During the call, Mr. Trump and his team won an agreement from the Kazakh leader to give a little-known American company access to one of the world’s largest untapped reserves of tungsten, a metal that the United States desperately needs for the production of missile warheads, fighter jets, computer chips and other critical goods.

Ahead of the deal, the Trump administration approved preliminary applications for as much as $1.6 billion in federal financing for the American company, now called Kaz Resources, which plans to break ground on the project in rural Kazakhstan.

It was not only Mr. Trump and Mr. Lutnick who saw an opportunity.

Their sons were soon doing business with partners in a deal that their fathers were negotiating, continuing a pattern of self-enrichment in the second Trump administration that has few precedents in American history.
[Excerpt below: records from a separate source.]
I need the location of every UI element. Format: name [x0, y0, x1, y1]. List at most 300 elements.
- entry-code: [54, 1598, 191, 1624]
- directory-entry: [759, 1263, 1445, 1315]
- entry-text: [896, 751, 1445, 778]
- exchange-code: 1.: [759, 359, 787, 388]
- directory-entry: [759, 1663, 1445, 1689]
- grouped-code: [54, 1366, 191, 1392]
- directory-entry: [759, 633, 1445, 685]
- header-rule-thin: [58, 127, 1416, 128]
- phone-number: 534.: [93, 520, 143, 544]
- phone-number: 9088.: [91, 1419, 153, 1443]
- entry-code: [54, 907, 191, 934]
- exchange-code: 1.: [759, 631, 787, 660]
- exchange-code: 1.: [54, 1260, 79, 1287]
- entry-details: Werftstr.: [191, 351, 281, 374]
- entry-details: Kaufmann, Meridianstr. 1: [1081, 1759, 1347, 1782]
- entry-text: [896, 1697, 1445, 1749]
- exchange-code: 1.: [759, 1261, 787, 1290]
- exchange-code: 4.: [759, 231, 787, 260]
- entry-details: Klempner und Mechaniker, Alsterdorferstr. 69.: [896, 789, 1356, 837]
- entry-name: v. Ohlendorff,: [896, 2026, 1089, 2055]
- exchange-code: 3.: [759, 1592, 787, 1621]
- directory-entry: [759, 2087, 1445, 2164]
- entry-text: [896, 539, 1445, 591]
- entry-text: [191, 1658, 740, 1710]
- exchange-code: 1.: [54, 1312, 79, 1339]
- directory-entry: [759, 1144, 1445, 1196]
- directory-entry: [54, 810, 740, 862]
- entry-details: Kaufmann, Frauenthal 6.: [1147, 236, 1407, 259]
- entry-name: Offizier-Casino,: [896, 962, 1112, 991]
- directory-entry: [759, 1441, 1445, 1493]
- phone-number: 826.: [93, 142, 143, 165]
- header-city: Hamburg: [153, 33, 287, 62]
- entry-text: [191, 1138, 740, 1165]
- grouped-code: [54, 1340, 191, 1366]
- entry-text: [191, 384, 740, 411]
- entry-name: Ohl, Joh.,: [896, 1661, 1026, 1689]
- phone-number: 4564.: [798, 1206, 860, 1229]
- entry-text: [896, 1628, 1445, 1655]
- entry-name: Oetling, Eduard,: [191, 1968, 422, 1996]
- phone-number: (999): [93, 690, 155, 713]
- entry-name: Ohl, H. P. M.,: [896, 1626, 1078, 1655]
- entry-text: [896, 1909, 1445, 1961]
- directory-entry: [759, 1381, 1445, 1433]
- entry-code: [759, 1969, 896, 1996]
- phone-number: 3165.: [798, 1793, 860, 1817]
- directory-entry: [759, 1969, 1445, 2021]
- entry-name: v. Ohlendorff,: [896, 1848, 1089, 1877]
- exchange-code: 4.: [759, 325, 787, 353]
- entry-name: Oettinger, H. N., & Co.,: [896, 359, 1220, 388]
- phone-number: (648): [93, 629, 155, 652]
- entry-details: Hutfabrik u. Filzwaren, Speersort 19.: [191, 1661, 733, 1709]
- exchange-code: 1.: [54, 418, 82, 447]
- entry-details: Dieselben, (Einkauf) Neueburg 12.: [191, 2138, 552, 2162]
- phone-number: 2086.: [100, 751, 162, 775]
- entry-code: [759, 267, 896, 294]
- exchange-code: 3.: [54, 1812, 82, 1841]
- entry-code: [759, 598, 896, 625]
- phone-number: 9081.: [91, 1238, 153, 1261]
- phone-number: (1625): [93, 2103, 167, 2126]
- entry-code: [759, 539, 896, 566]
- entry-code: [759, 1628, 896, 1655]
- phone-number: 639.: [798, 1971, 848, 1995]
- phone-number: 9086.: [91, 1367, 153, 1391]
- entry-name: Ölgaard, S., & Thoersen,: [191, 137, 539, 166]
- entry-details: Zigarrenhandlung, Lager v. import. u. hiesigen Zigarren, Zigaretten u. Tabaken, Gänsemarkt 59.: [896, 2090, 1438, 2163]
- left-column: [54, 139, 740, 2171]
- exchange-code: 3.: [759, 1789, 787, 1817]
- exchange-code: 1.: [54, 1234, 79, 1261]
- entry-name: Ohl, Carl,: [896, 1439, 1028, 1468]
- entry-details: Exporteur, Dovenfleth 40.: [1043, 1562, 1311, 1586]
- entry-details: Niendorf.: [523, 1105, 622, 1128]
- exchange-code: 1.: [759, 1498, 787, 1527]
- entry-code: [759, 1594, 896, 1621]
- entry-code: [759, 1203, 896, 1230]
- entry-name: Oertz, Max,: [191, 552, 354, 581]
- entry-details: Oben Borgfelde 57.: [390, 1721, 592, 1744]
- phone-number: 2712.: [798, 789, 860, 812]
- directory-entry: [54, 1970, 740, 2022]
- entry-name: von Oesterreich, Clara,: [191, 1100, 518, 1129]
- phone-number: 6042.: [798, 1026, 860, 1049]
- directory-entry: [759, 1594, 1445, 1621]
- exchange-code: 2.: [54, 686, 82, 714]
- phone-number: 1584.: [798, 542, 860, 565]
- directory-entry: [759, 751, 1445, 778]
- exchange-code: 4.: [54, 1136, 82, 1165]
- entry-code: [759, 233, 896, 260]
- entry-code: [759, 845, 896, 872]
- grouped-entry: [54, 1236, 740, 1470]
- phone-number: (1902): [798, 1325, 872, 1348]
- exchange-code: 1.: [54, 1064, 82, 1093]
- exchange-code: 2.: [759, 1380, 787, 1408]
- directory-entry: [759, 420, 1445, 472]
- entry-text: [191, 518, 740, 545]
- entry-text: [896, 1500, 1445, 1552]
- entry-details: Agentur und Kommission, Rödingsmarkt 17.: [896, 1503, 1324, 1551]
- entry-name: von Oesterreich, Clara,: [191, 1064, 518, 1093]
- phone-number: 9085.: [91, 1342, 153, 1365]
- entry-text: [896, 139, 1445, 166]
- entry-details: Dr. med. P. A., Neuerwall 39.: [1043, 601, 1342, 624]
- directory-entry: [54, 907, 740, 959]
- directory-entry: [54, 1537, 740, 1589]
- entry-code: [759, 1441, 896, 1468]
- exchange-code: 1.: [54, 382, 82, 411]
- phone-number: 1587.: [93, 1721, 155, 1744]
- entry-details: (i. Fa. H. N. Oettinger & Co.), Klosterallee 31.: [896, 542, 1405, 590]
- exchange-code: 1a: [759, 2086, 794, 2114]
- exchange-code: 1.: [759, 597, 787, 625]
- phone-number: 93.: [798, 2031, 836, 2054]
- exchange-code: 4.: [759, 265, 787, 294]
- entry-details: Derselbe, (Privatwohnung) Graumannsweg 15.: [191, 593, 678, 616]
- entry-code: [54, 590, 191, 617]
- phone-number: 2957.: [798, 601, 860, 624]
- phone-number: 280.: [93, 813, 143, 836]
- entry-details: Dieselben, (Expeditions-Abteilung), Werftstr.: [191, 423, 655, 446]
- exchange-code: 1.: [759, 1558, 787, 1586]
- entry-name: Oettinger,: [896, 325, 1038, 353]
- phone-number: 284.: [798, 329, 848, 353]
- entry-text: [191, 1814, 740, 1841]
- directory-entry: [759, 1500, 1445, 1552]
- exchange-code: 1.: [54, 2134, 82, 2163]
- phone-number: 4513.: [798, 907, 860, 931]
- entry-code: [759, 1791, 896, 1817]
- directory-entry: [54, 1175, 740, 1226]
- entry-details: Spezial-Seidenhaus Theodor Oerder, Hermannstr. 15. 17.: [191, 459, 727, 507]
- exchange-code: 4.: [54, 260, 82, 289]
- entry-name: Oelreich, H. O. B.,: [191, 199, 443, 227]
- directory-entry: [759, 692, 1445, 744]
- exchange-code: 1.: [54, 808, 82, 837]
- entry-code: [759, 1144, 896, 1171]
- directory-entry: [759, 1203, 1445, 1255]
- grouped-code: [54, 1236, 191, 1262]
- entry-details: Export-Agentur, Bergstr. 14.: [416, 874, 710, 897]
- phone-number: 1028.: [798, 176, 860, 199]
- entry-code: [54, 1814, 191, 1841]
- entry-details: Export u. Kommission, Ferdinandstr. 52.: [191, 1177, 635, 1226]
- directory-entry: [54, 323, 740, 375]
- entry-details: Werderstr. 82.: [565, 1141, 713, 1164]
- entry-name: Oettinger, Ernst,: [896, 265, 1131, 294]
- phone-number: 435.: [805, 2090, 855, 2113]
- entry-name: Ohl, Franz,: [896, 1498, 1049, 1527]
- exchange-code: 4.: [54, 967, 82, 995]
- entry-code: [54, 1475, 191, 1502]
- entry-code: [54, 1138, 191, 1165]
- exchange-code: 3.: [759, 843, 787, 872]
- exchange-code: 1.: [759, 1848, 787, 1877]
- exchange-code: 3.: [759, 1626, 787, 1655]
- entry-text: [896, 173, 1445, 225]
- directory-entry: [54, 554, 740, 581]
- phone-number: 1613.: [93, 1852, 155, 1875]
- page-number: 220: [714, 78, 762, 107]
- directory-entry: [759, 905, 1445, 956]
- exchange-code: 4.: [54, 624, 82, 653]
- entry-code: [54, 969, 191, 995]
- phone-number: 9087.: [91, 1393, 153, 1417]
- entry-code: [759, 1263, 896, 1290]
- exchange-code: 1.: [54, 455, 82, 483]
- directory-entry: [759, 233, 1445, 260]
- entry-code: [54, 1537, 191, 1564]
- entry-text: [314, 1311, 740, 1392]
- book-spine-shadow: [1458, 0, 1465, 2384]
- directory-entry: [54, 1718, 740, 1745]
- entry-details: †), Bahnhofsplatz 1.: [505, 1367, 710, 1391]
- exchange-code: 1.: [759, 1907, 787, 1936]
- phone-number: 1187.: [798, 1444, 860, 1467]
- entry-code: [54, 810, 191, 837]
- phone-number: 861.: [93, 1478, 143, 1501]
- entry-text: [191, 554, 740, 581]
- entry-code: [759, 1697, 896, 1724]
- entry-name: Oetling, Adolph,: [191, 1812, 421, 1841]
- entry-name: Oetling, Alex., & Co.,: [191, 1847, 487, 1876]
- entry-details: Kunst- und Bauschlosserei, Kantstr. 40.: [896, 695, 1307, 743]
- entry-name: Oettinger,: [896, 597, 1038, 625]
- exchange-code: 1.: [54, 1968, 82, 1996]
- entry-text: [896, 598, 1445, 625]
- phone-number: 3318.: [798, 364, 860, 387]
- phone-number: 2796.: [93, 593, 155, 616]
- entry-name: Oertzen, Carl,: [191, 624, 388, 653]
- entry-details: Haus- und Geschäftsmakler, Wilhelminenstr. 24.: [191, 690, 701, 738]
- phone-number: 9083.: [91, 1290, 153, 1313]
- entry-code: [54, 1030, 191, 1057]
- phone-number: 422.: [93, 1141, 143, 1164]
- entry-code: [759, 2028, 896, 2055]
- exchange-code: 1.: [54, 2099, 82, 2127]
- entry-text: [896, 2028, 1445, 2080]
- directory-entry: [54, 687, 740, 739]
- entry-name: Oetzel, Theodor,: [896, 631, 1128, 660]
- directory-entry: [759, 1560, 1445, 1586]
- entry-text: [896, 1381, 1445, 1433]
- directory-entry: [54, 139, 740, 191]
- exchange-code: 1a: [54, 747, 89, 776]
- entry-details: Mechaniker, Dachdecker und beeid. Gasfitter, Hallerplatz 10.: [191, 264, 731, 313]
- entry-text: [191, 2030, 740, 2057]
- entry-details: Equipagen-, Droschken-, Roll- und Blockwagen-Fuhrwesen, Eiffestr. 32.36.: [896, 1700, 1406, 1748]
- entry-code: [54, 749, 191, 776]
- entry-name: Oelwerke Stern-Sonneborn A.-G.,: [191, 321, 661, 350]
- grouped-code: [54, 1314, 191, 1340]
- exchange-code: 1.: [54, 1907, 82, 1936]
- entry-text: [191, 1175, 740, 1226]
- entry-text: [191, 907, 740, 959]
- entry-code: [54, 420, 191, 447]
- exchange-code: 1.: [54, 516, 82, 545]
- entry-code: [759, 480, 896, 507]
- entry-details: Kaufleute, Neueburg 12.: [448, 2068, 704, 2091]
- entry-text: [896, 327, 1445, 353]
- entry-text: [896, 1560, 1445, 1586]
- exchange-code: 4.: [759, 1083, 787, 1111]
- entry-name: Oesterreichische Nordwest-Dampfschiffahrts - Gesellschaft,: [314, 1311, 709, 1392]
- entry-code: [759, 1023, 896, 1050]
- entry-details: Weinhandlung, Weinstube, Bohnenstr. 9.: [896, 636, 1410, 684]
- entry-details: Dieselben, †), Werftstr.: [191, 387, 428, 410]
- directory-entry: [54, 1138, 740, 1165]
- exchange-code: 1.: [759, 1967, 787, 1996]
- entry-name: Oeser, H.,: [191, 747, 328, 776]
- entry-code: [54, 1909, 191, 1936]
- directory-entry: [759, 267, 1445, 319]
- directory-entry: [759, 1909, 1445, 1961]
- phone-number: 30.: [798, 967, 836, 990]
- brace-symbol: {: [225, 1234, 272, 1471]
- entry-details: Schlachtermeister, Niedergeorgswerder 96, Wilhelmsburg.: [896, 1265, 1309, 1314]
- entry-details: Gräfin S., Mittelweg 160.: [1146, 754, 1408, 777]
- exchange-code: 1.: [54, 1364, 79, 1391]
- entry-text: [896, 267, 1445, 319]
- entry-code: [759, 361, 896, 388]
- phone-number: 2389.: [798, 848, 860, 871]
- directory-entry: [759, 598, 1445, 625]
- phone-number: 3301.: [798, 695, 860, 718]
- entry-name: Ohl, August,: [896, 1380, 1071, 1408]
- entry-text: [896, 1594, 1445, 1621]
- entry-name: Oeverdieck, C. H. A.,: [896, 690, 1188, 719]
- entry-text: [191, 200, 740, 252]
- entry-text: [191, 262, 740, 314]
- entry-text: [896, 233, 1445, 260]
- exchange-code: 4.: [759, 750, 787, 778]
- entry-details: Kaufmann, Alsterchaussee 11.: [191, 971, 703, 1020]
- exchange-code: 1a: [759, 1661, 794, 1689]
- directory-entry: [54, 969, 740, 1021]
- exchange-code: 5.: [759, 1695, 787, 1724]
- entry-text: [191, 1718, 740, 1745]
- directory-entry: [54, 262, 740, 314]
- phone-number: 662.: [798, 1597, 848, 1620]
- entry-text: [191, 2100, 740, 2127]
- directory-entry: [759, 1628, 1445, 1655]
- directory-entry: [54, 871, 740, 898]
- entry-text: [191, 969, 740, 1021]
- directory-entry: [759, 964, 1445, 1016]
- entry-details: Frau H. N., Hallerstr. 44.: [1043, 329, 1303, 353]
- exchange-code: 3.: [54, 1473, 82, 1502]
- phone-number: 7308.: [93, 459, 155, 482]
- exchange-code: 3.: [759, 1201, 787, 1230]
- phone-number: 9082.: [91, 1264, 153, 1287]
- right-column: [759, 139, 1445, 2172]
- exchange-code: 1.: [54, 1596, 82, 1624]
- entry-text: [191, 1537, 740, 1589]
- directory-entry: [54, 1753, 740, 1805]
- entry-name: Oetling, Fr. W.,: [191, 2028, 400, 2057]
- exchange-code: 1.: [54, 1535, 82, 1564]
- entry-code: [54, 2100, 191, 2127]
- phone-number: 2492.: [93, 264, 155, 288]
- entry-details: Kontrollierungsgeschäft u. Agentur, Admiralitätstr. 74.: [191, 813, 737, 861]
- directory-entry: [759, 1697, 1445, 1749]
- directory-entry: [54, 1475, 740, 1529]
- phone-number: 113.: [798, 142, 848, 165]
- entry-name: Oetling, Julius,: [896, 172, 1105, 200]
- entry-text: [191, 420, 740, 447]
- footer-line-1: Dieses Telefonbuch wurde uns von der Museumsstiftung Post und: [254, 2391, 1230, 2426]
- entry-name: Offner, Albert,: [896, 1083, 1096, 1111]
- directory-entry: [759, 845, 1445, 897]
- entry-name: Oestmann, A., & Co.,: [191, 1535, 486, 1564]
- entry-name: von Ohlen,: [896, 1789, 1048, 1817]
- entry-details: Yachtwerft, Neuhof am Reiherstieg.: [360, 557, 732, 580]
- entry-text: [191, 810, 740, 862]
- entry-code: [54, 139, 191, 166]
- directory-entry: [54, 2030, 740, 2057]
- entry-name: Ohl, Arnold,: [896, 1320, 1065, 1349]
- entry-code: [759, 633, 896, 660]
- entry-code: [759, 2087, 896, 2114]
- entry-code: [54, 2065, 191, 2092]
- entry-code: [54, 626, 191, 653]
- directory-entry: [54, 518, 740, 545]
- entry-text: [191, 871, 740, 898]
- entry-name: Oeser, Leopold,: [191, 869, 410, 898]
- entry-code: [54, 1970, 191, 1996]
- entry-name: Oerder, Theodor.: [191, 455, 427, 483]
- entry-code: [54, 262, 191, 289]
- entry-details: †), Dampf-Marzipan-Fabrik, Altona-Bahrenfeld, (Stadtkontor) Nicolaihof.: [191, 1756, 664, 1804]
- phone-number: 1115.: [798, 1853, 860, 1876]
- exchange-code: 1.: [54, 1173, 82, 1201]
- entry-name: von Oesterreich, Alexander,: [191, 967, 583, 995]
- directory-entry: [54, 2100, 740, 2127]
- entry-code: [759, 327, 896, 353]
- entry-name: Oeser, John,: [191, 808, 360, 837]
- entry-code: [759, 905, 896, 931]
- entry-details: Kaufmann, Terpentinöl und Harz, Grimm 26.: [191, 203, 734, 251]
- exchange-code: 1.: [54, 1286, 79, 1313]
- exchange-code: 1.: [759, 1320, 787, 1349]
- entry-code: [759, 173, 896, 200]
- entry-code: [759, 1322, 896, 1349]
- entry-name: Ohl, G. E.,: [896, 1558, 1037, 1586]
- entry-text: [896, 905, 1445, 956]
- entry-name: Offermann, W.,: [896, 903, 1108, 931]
Within weeks of the St. Regis negotiations, investors with a firm called Dominari Securities, which is housed at Trump Tower in New York and partly owned by the president’s two eldest sons, Donald Trump Jr. and Eric Trump, joined with other partners to take a 20 percent stake in a corporate entity related to the Kazakhstan project.

Around the same time, Cantor Fitzgerald, an investment company controlled by Mr. Lutnick’s family and overseen by his sons Brandon and Kyle Lutnick, helped one of the lead investors working with Dominari on the Kazakh deal raise $210 million in new capital for a related entity. Such rounds of fund-raising typically net Cantor millions of dollars in fees.

The Kazakh deal was ultimately signed on Nov. 6, six days after the investment involving the Trump sons and their partners, which was not publicly disclosed at the time.

The arrangement is hardly an outlier. One or both families have financial ties to at least 14 companies that are actively working with the federal government on critical mining deals, including the Kazakhstan project, according to federal filings examined by The New York Times.

All 14 of these companies have either benefited directly from offers of financial assistance from the Trump administration, or have pending permit applications before the Commerce Department, which Mr. Lutnick oversees, The Times found. The total amount of federal funding that the Trump administration has provided or is considering providing to the companies exceeds $8.9 billion, according to public statements by the companies and federal government.